History of Agriculture
In the beginning of human history, and for many years that followed, humans were hunter-gatherers, which means they hunted animals for survival and gathered food from existing plants. People lived a nomadic lifestyle, moving from place to place throughout the year, following the food supply during the changing seasons.
However, as the ice age and glaciers covering part of the earth began to melt and retreat, plant life patterns and the areas where growth of plants changed as well. The humans would not need to travel as often because there were plants available for their food supply. The hunter-gatherer societies began to learn about the crops which grew at the different times and places each year.
They could now stay in one place for several years to take advantage of the food sources and cordon off wild crop areas that had the most abundant resources. Most likely, when moving, they would also take herds of livestock using them for milk, meat, fur, and other resources. The food they stored would often need to last for the next season.
The origin of farming dates to around 10,000 years ago somewhere in the Indus Valley, part of the northwestern region of South Asia. A separate development may have taken place in China along the Yangtze River. Humans first domesticated crops and later livestock.
During early civilization, around 5,000 BC, agricultural science and technology was further developed. The Sumerian civilization of the Middle East and other early civilizations knew there was a need for a specialized agricultural workforce for the survival of societies. During this period, irrigation systems were developed, used as a system for watering plants. The focus on agriculture led to the development of the first cities.
The first cities then led to other aspects of society, such as the first written laws, religious practices, social attitudes, and legal codes. Complex societies, like Ancient Egypt, arose before the rise of the Greek civilization, and it was due to their agricultural system.
In Egypt, the Nile River relied heavily on the seasons throughout each year. The river flooded its banks and part of the surrounding countryside, which was called The Inundation. Nearly all aspects of life in Egypt centered around the Nile River, especially their religious structure. The river was life-giving in a small area of the country because Egypt was mostly a desert region.

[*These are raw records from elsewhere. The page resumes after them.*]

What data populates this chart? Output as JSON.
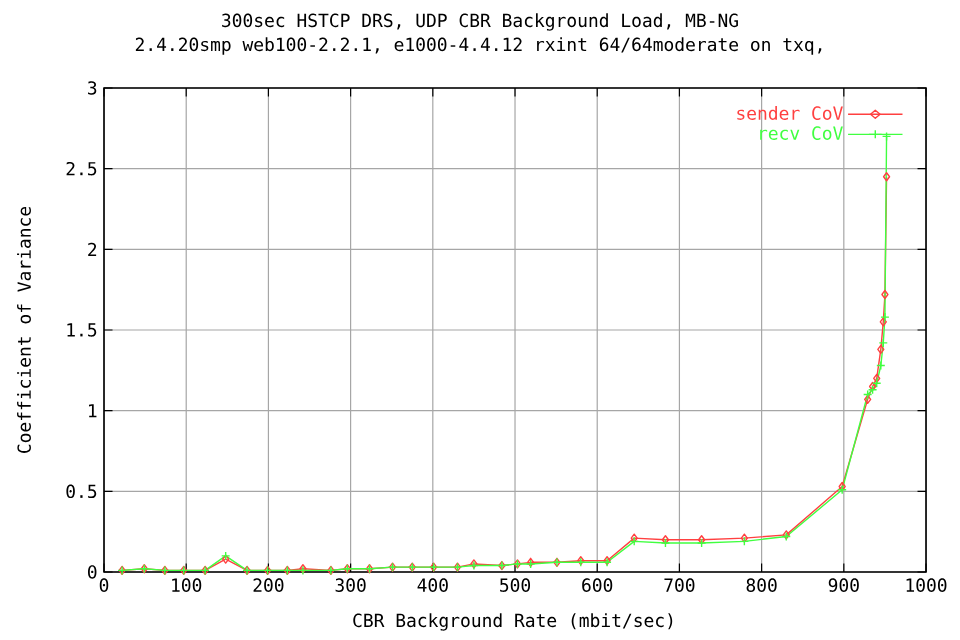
{
  "chart_data": {
    "type": "line",
    "title": "300sec HSTCP DRS, UDP CBR Background Load, MB-NG",
    "subtitle": "2.4.20smp web100-2.2.1, e1000-4.4.12 rxint 64/64moderate on txq,",
    "xlabel": "CBR Background Rate (mbit/sec)",
    "ylabel": "Coefficient of Variance",
    "xlim": [
      0,
      1000
    ],
    "ylim": [
      0,
      3
    ],
    "xticks": [
      0,
      100,
      200,
      300,
      400,
      500,
      600,
      700,
      800,
      900,
      1000
    ],
    "yticks": [
      0,
      0.5,
      1,
      1.5,
      2,
      2.5,
      3
    ],
    "grid": true,
    "legend": "top right",
    "series": [
      {
        "name": "sender CoV",
        "color": "#ff4040",
        "marker": "diamond",
        "x": [
          22,
          49,
          74,
          97,
          123,
          148,
          174,
          199,
          223,
          242,
          276,
          296,
          323,
          351,
          375,
          401,
          430,
          450,
          484,
          503,
          519,
          551,
          580,
          612,
          645,
          683,
          727,
          779,
          830,
          898,
          929,
          935,
          940,
          945,
          948,
          950,
          952
        ],
        "values": [
          0.01,
          0.02,
          0.01,
          0.01,
          0.01,
          0.08,
          0.01,
          0.01,
          0.01,
          0.02,
          0.01,
          0.02,
          0.02,
          0.03,
          0.03,
          0.03,
          0.03,
          0.05,
          0.04,
          0.05,
          0.06,
          0.06,
          0.07,
          0.07,
          0.21,
          0.2,
          0.2,
          0.21,
          0.23,
          0.53,
          1.07,
          1.15,
          1.2,
          1.38,
          1.55,
          1.72,
          2.45
        ]
      },
      {
        "name": "recv CoV",
        "color": "#40ff40",
        "marker": "cross",
        "x": [
          22,
          49,
          74,
          97,
          123,
          148,
          174,
          199,
          223,
          242,
          276,
          296,
          323,
          351,
          375,
          401,
          430,
          450,
          484,
          503,
          519,
          551,
          580,
          612,
          645,
          683,
          727,
          779,
          830,
          898,
          929,
          935,
          940,
          945,
          948,
          950,
          952
        ],
        "values": [
          0.01,
          0.02,
          0.01,
          0.01,
          0.01,
          0.1,
          0.01,
          0.01,
          0.01,
          0.01,
          0.01,
          0.02,
          0.02,
          0.03,
          0.03,
          0.03,
          0.03,
          0.04,
          0.04,
          0.05,
          0.05,
          0.06,
          0.06,
          0.06,
          0.19,
          0.18,
          0.18,
          0.19,
          0.22,
          0.51,
          1.1,
          1.13,
          1.17,
          1.28,
          1.42,
          1.58,
          2.7
        ]
      }
    ]
  }
}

The Romans and Greeks borrowed much of their agricultural knowledge from the civilizations they had contact, such as those of the ancient Near East such as Mesopotamia, but through the Sumerians. Large-scale animal and plant agriculture began in the Roman Republic. It became more efficient and could sustain the empire's large cities. It became a necessary industry for human survival.

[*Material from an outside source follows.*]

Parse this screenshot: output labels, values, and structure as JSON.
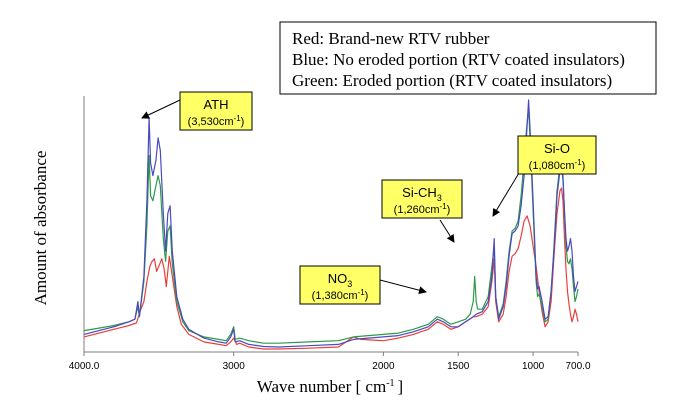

The innovation continued between early and modern civilization. The Arab Agricultural Revolution began due to the diversity of local topographies (landscapes). Crops were grown in the Middle East and Indus Valley and was desired by European societies. It later acted as a trade bridge between the Far East and Europe.
Europe's agricultural history began during the 11th century when the Church became major landholders. Technological advances also took place such as cross-breeding in animal livestock, and other systems of organization. Various remnants of the agricultural systems have been found in Europe. The final modern agricultural development began in the 16th century when crop rotation was begun, where increased yields of crops would take place by switching land use every year. The method was perfected during the 16th century.
Finally, in America, modern agricultural practices were not present until the arrival of European colonists, though the Native Americans did have some limited agricultural practices, but it was not the same across all tribes. It most likely began between 2500 and 2000 BC.